Wednesday, February 12, 2014

Ruminating on HBase datastore

While explaining the concept of HBase to my colleagues, I have observed that folks that do NOT have the baggage of traditional knowledge on RDBMS/DW are able to understand the fundamental concepts of HBase much faster than others. Application developers have been using data structures (collections) such as HashTable, HashMap for decades and they are better able to understand HBase concepts.

Part of the confusion is due to the terminology used in describing HBase.
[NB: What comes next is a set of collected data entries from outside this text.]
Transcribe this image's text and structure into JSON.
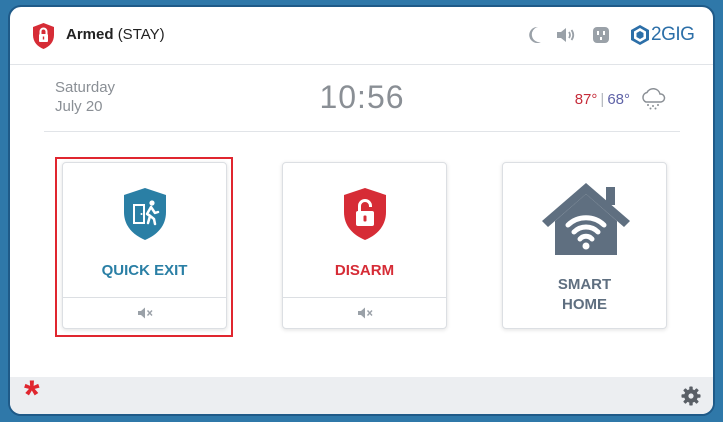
{
  "status": {
    "armed_label": "Armed",
    "mode_label": "(STAY)",
    "icon": "lock-shield-icon"
  },
  "topbar_icons": [
    "moon-icon",
    "speaker-icon",
    "outlet-icon",
    "brand-logo-icon"
  ],
  "brand": "2GIG",
  "info": {
    "day": "Saturday",
    "date": "July 20",
    "time": "10:56",
    "temp_high": "87°",
    "temp_low": "68°",
    "separator": "|",
    "weather_icon": "snow-cloud-icon"
  },
  "tiles": [
    {
      "id": "quick-exit",
      "label": "QUICK EXIT",
      "label_color": "#2a7fa5",
      "icon": "quick-exit-shield-icon",
      "footer_icon": "speaker-muted-icon",
      "selected": true
    },
    {
      "id": "disarm",
      "label": "DISARM",
      "label_color": "#d62c36",
      "icon": "unlock-shield-icon",
      "footer_icon": "speaker-muted-icon"
    },
    {
      "id": "smart-home",
      "label_line1": "SMART",
      "label_line2": "HOME",
      "label_color": "#5f6f80",
      "icon": "house-wifi-icon"
    }
  ],
  "bottombar": {
    "left_icon": "emergency-asterisk-icon",
    "left_label": "*",
    "right_icon": "settings-gear-icon"
  },
  "colors": {
    "accent_red": "#e0262f",
    "frame_blue": "#2f78a9",
    "quick_exit_blue": "#2a7fa5"
  }
}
It is categorized as a column-oriented NOSQL store and is different from a row oriented traditional RDBMS. There are tons of articles that describe HBase as a data structure containing rows, column families, columns, cells, etc. In reality, HBase is nothing but a giant multidimensional sorted HashMap that is distributed across nodes. A HashMap consists of a set of key-value pairs. A multidimensional HashMap is one that has 'values' as other HashMaps.

Each row in HBase is actually a key/value map. This map can have any number of keys (known as columns), each of which has a value. This 'value' can again be a HashMap which has version history with timestamps. 

Each row in HBase can also store multiple key/value maps. In such cases, each key/value map is called a 'column family'. Each column-family is typically stored on different physical files or disks. This concept was introduced to support use-cases where you can have two sets of data for the same concept that are not generally accessed separately. 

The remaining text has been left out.